Ordinary Time: A Short Story for Winter

Ordinary Time: A Short Story for Winter January 19, 2017

Cuerpo was required to stay in the Valley, pending a doctor’s examination.

Sukay was required to leave the Valley on the next available transport.

And my report said something I’d never seen before.

My report said that I was allowed to choose.

I could choose whether to stay in the Valley, or leave on the next available transport.

I could stay with Cuerpo, someone I loved, in the Valley that was all I knew, and forage, and search for firewood, and bear witness to death. Or I could get on the train with Sukay, whom I loved, and go somewhere else, somewhere I didn’t know, to live a way of life I’d forgotten if I ever knew it. Maybe all my hope would be in vain. Maybe there’d be nothing but death once we left the Valley, and maybe that would be mercy.

The next available transport left the next day. That was all the time I had to choose—everything I knew, or something that might be mercy.

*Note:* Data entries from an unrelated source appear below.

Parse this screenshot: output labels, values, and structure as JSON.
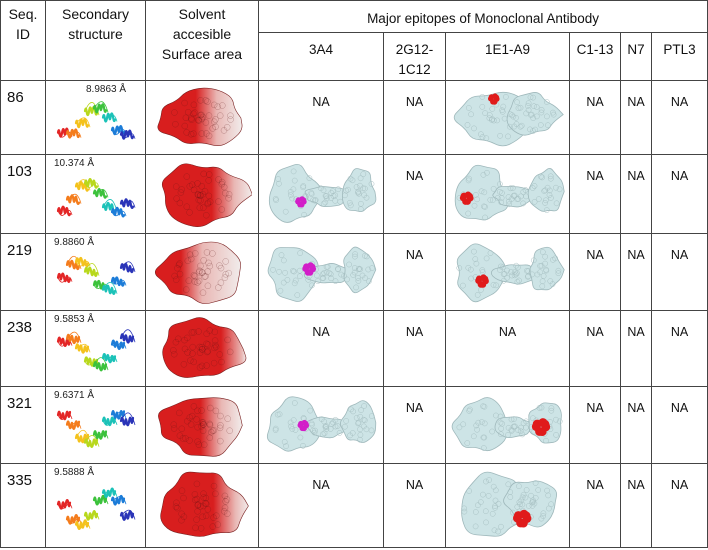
{
  "headers": {
    "seq_id": "Seq.\nID",
    "secondary": "Secondary structure",
    "sasa": "Solvent accesible Surface area",
    "epitopes": "Major epitopes of Monoclonal Antibody",
    "antibodies": [
      "3A4",
      "2G12-1C12",
      "1E1-A9",
      "C1-13",
      "N7",
      "PTL3"
    ]
  },
  "rows": [
    {
      "id": "86",
      "distance": "8.9863 Å",
      "cells": [
        "NA",
        "NA",
        "img",
        "NA",
        "NA",
        "NA"
      ]
    },
    {
      "id": "103",
      "distance": "10.374 Å",
      "cells": [
        "img",
        "NA",
        "img",
        "NA",
        "NA",
        "NA"
      ]
    },
    {
      "id": "219",
      "distance": "9.8860 Å",
      "cells": [
        "img",
        "NA",
        "img",
        "NA",
        "NA",
        "NA"
      ]
    },
    {
      "id": "238",
      "distance": "9.5853 Å",
      "cells": [
        "NA",
        "NA",
        "NA",
        "NA",
        "NA",
        "NA"
      ]
    },
    {
      "id": "321",
      "distance": "9.6371 Å",
      "cells": [
        "img",
        "NA",
        "img",
        "NA",
        "NA",
        "NA"
      ]
    },
    {
      "id": "335",
      "distance": "9.5888 Å",
      "cells": [
        "NA",
        "NA",
        "img",
        "NA",
        "NA",
        "NA"
      ]
    }
  ],
  "colors": {
    "surface": "#cde4e6",
    "epitope_red": "#e01b1b",
    "epitope_magenta": "#d21ec8",
    "sasa_red": "#d81e1e",
    "sasa_white": "#f1eceb"
  }
}
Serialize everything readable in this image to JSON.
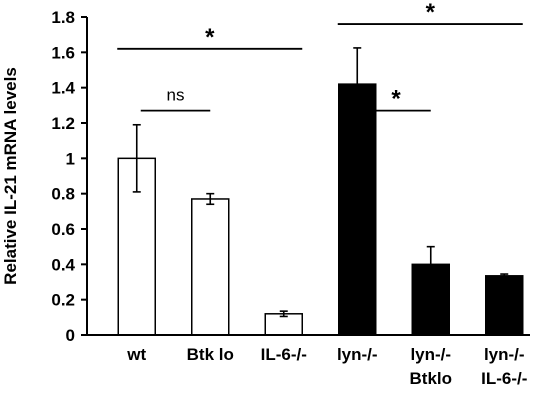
{
  "chart_data": {
    "type": "bar",
    "ylabel": "Relative IL-21 mRNA levels",
    "xlabel": "",
    "title": "",
    "ylim": [
      0,
      1.8
    ],
    "yticks": [
      "0",
      "0.2",
      "0.4",
      "0.6",
      "0.8",
      "1",
      "1.2",
      "1.4",
      "1.6",
      "1.8"
    ],
    "grid": false,
    "legend": "none",
    "categories": [
      [
        "wt"
      ],
      [
        "Btk lo"
      ],
      [
        "IL-6-/-"
      ],
      [
        "lyn-/-"
      ],
      [
        "lyn-/-",
        "Btklo"
      ],
      [
        "lyn-/-",
        "IL-6-/-"
      ]
    ],
    "values": [
      1.0,
      0.77,
      0.12,
      1.42,
      0.4,
      0.335
    ],
    "errors": [
      0.19,
      0.03,
      0.015,
      0.205,
      0.1,
      0.01
    ],
    "bar_colors": [
      "#ffffff",
      "#ffffff",
      "#ffffff",
      "#000000",
      "#000000",
      "#000000"
    ],
    "significance": [
      {
        "label": "*",
        "y": 1.62,
        "from": 0,
        "to": 2
      },
      {
        "label": "ns",
        "y": 1.27,
        "from": 0,
        "to": 1
      },
      {
        "label": "*",
        "y": 1.76,
        "from": 3,
        "to": 5
      },
      {
        "label": "*",
        "y": 1.27,
        "from": 3,
        "to": 4
      }
    ]
  }
}
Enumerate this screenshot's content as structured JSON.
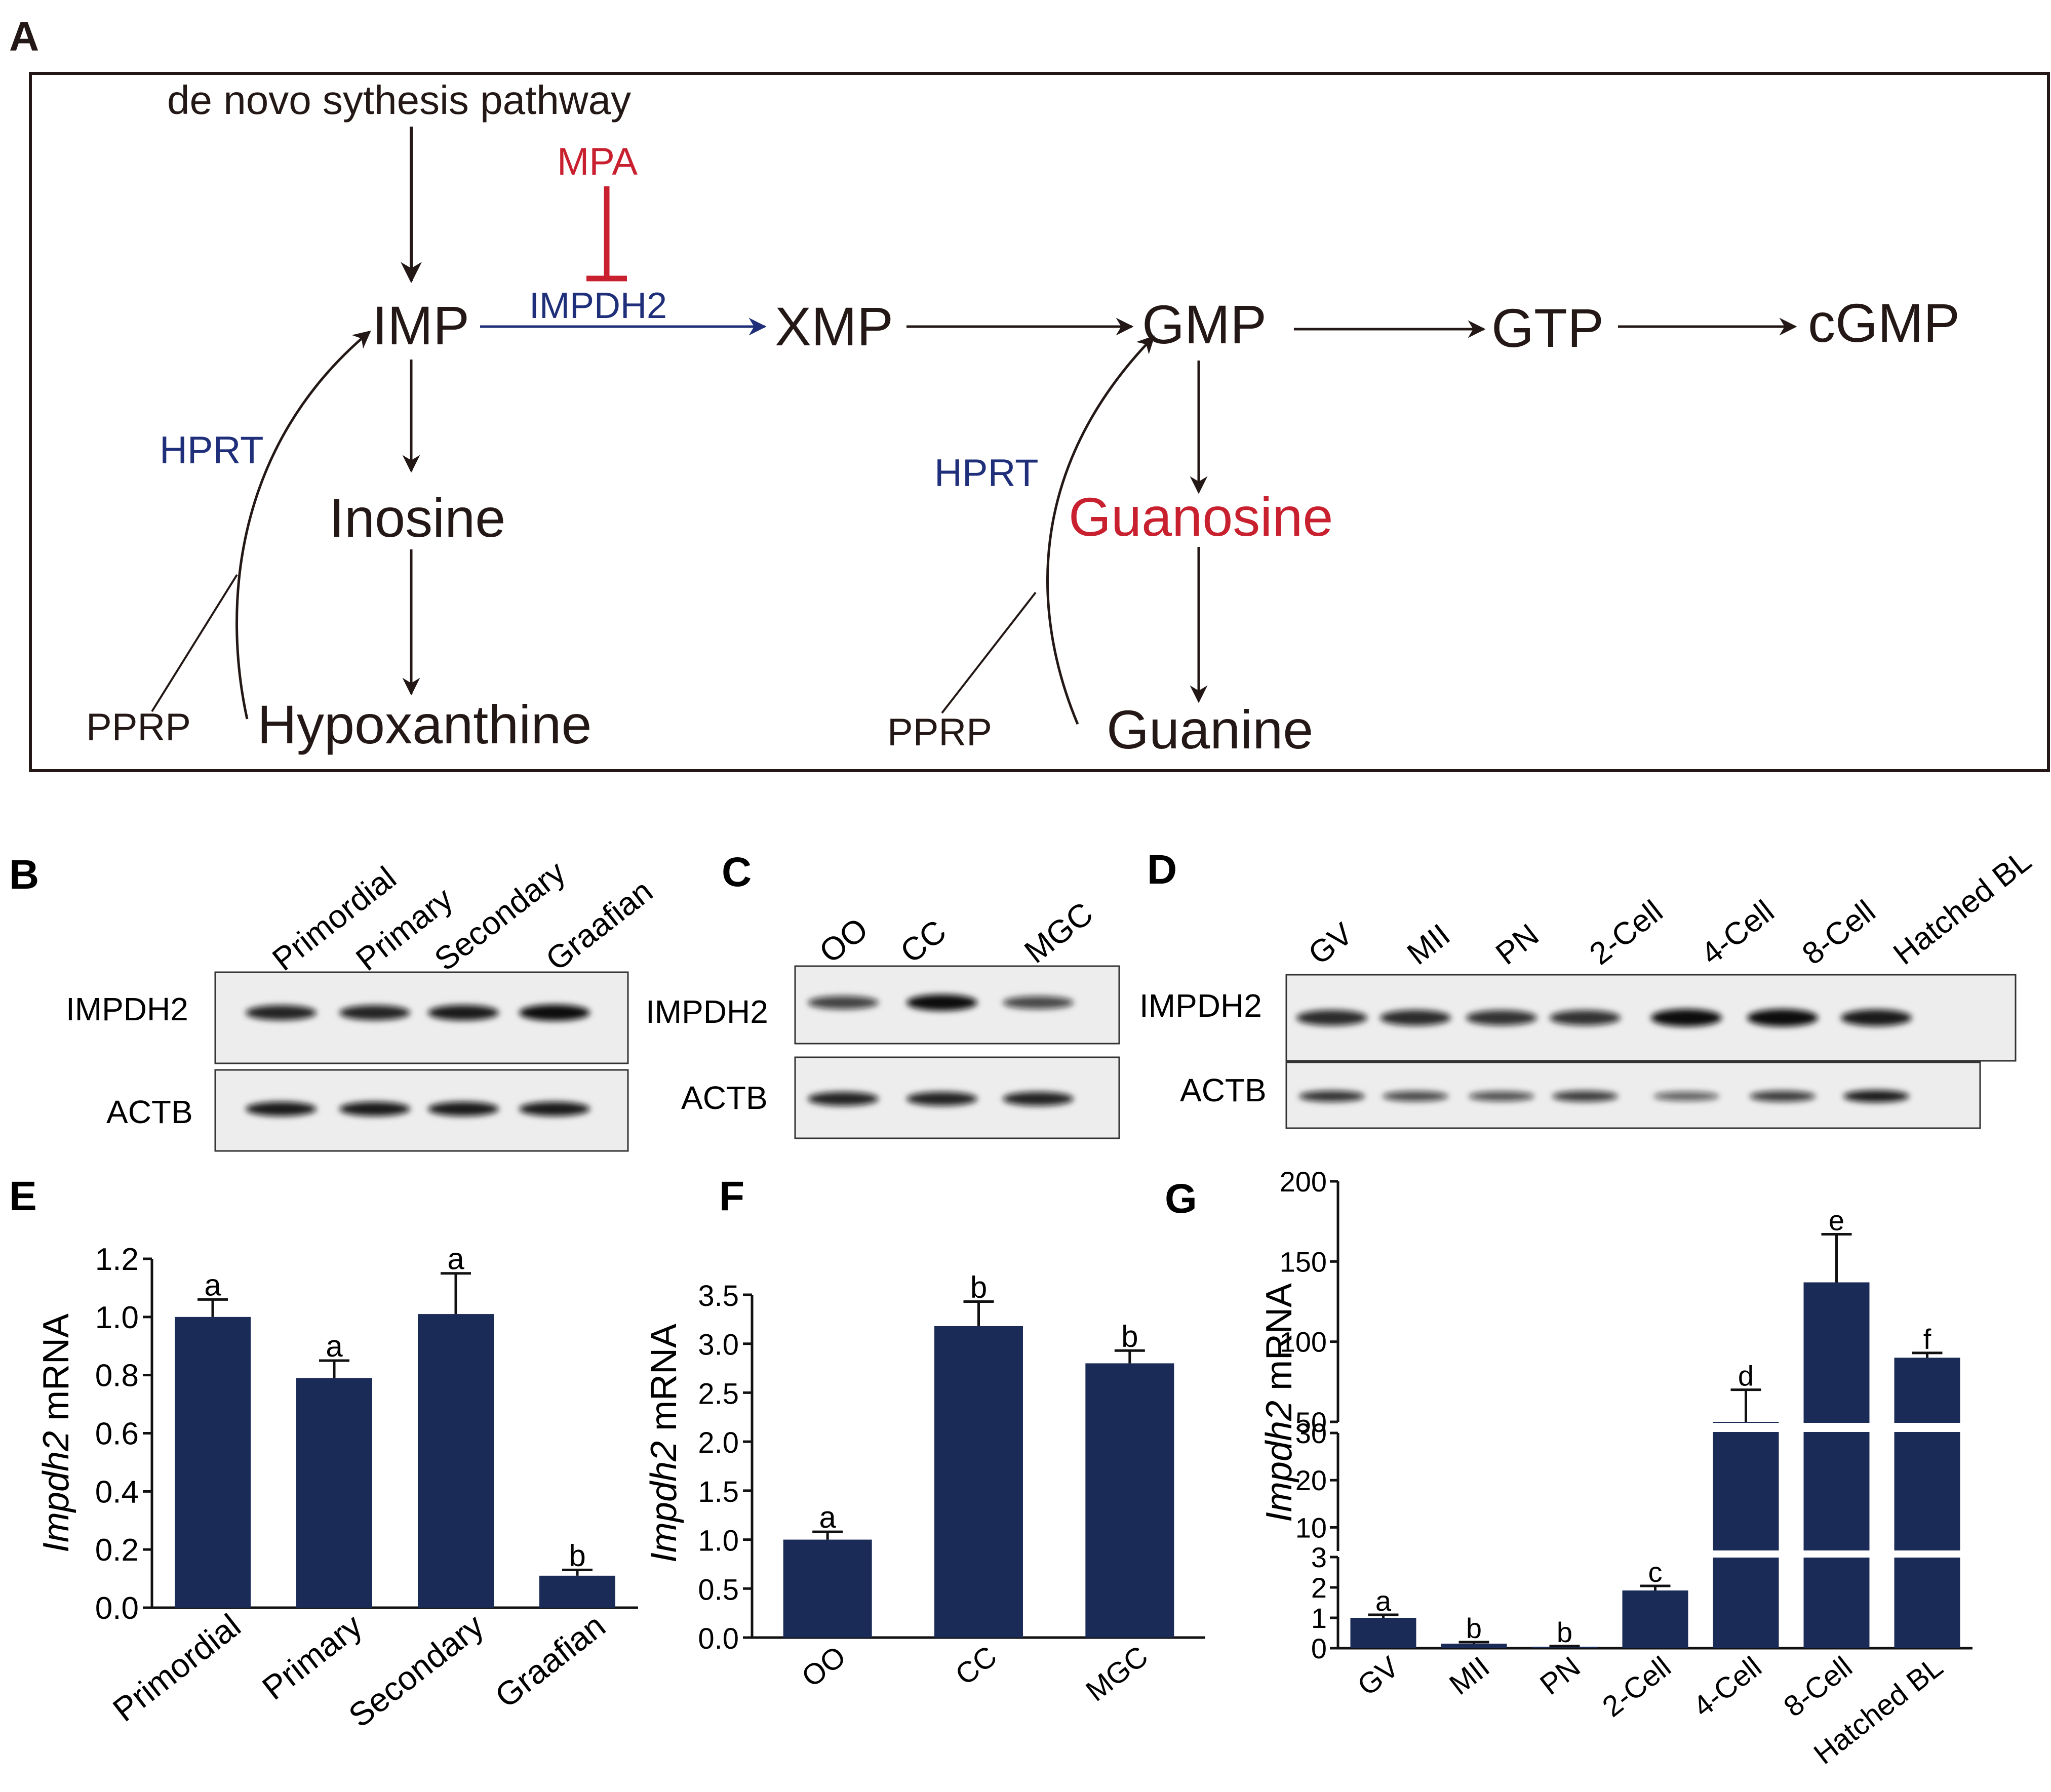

Cuerpo said he’d take me to see the train, before I made up my mind.

We climbed the hill and the old stairs, halfway down the cliff face before the flood plain of the river we couldn’t see. Just above the train tracks, we found a tree to sit under—a living tree. It hadn’t quite been stripped by the foragers, yet. There were reddish buds on the upper branches.

Cuerpo reached for my hand.

I saw that he had the first markings of contamination sickness—the white rash forming on his wrists. I assumed he was going to ask me to stay with him, to bear witness when the time came, but he didn’t say anything. We waited in silence, under the branches, under the fog, holding hands in the warm rain.

Just as the train entered the Valley through the gate, I felt something I had forgotten—wind. Wind was blowing on me from somewhere across the river. And then, just for a second, a miracle.

The fog lifted.

It might have been just my imagination, except that this was more vivid than I’d ever imagined. This was more brilliant than any of the faded memories of life before the Winter. I could see beyond the orange fence. Sukay was right and Cuerpo was wrong. The fog did not cover the whole earth. I saw green—bright leaves of healthy plants, on the top of the cliffs at the other side of the river. I saw grass. I saw trees that no foragers had stripped. Above them, I saw a few pure white clouds in a blue sky.

I wondered why anyone had ever said that blue and green did not match– that they didn’t look beautiful side by side. Blue and green were perfect together. Blue and green were the most wondrous colors God had ever created, the most wondrous things that could ever be. Blue was the color of a sky unmarred by contaminated fog. Green was the color of spring and summer and life, of everything that came after the Winter. Green was the color of Ordinary Time, and there could never be anything in this world more beautiful than Ordinary Time.

Then the fog was back again.

Cuerpo wasn’t holding my hand– he was nowhere to be found.

I didn’t realize what he’d done for me, until after the train thundered past.

He had made up my mind.

There was no reason to stay.

Sukay and I left the Valley the next day.

And I send back this letter, for anyone who cares to read it. Help is coming, to take you to safety, as quick as it can. The Valley is all shadow and death, but the Valley is not all there is left. The Winter does not cover the whole earth. You will see the sun again. There is such a thing as blue and green, as spring and summer, fasts and feasts and Ordinary Time.

Soon and very soon, you will see Spring.